REPUBLIKA.CO.ID, JAKARTA -- Peristiwa tragis ledakan yang diduga bersumber dari rakitan bahan peledak di SMAN 72 Jakarta dianggap menjadi alarm keras tentang kerentanan mental remaja di lingkungan pendidikan. Kasus yang melibatkan seorang peserta didik sebagai terduga pelaku ini dinilai menunjukkan adanya tantangan multidimensi yang kompleks, di mana emosi pribadi yang tidak terkendali bertemu dengan paparan narasi ekstrem dari ruang digital.
Komisioner KPAI Klaster Pendidikan, Waktu Luang, dan Budaya, Aris Adi Leksono, mengatakan peristiwa ini tidak hanya mencederai rasa aman di lingkungan pendidikan. "Tetapi juga menunjukkan adanya tantangan serius dalam membangun budaya sekolah yang ramah anak dan antikekerasan," kata dia pada Rabu (12/11/2025).
KPAI merekomendasikan serangkaian upaya, mulai dari deteksi dini masalah mental, pengembangan dukungan psikososial di sekolah, hingga penguatan regulasi penanganan kekerasan, sebagai langkah vital pencegahan paham ekstremisme pada anak. Latar belakang kasus di SMAN 72, di mana hasil pemantauan awal mengungkapkan bahwa pelaku menunjukkan perubahan perilaku signifikan, menjadi tertutup dan lebih sering mengakses konten bernada radikal, disebut memperkuat dugaan bahwa akar masalahnya adalah kombinasi dari gejolak emosi internal dan internalisasi narasi ekstrem.
Menyikapi urgensi ini, psikolog remaja dan anak lulusan Universitas Indonesia, Vera Itabiliana, menyerukan pentingnya bagi remaja untuk mengenali emosi mereka sendiri guna menentukan langkah hidup yang lebih baik dan terarah. Menurut Vera, literasi emosi sangat menentukan arah hidup seorang remaja.
"Semakin remaja mengenali emosi dan nilai-nilainya, semakin mudah ia menentukan langkah dan pilihan hidup yang sesuai," kata Vera.
Dia merekomendasikan beberapa langkah praktis agar remaja kian memahami kompleksitas perasaan yang kerap timbul. Pertama, adalah kesadaran terhadap perasaan dan reaksi diri. "Coba kenali kapan merasa senang, marah, kecewa, atau takut dan apa pemicunya," ujarnya.

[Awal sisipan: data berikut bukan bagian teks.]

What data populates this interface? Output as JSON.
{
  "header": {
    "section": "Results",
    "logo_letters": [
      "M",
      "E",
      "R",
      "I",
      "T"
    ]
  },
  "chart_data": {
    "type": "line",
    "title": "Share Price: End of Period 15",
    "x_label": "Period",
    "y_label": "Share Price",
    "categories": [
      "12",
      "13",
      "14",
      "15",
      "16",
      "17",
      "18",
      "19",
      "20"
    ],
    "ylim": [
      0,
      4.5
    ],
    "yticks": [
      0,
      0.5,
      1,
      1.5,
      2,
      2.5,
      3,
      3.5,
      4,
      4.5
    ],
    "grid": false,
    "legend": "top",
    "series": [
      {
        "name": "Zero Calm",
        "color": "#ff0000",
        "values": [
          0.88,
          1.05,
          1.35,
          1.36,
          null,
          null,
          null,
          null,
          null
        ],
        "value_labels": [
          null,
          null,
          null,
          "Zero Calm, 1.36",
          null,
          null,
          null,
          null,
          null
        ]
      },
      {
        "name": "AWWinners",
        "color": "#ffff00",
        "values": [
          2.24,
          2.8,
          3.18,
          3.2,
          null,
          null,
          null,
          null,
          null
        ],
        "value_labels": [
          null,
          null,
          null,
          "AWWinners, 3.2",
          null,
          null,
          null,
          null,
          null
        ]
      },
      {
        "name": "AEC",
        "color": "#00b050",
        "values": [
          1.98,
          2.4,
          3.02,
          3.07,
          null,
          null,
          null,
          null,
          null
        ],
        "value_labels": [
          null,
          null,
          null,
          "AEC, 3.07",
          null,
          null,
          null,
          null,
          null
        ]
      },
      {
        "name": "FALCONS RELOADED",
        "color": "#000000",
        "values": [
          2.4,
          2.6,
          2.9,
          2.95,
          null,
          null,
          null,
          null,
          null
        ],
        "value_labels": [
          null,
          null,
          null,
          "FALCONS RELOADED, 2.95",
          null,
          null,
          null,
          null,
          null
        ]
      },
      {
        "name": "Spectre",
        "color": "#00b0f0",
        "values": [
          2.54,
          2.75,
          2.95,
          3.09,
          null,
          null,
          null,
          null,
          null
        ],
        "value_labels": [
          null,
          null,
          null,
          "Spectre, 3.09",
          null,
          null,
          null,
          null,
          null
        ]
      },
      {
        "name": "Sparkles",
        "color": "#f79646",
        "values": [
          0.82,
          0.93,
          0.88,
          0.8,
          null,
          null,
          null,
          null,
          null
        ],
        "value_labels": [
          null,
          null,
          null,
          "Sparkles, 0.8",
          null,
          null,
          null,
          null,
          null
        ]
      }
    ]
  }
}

Mengenali pemicu ini membantu remaja mengambil jeda sebelum bereaksi destruktif. Selain itu, langkah sederhana seperti menuliskan pikiran dan perasaan dalam jurnal atau buku harian juga dapat menjadi pilihan efektif sebagai katarsis.
Tak hanya emosi, Vera juga menekankan refleksi nilai dan minat pribadi, mendorong remaja untuk memahami hal apa yang penting bagi mereka dan yang membuat mereka bersemangat, sambil belajar menerima kekurangan diri. Remaja sering terjebak dalam tuntutan kesempurnaan yang memicu stres dan kerentanan. "Tidak harus selalu sempurna untuk diterima," ujarnya.
Pengakuan terhadap ketidaksempurnaan ini dinilai sangat krusial untuk membangun self-acceptance yang sehat. Apabila gejolak emosi atau persoalan yang dialami dirasa sudah terlalu berat untuk ditanggung sendiri, Vera menyarankan agar remaja tidak ragu meminta bantuan kepada orang tua, guru BK, atau orang yang dianggap terpercaya dan peduli.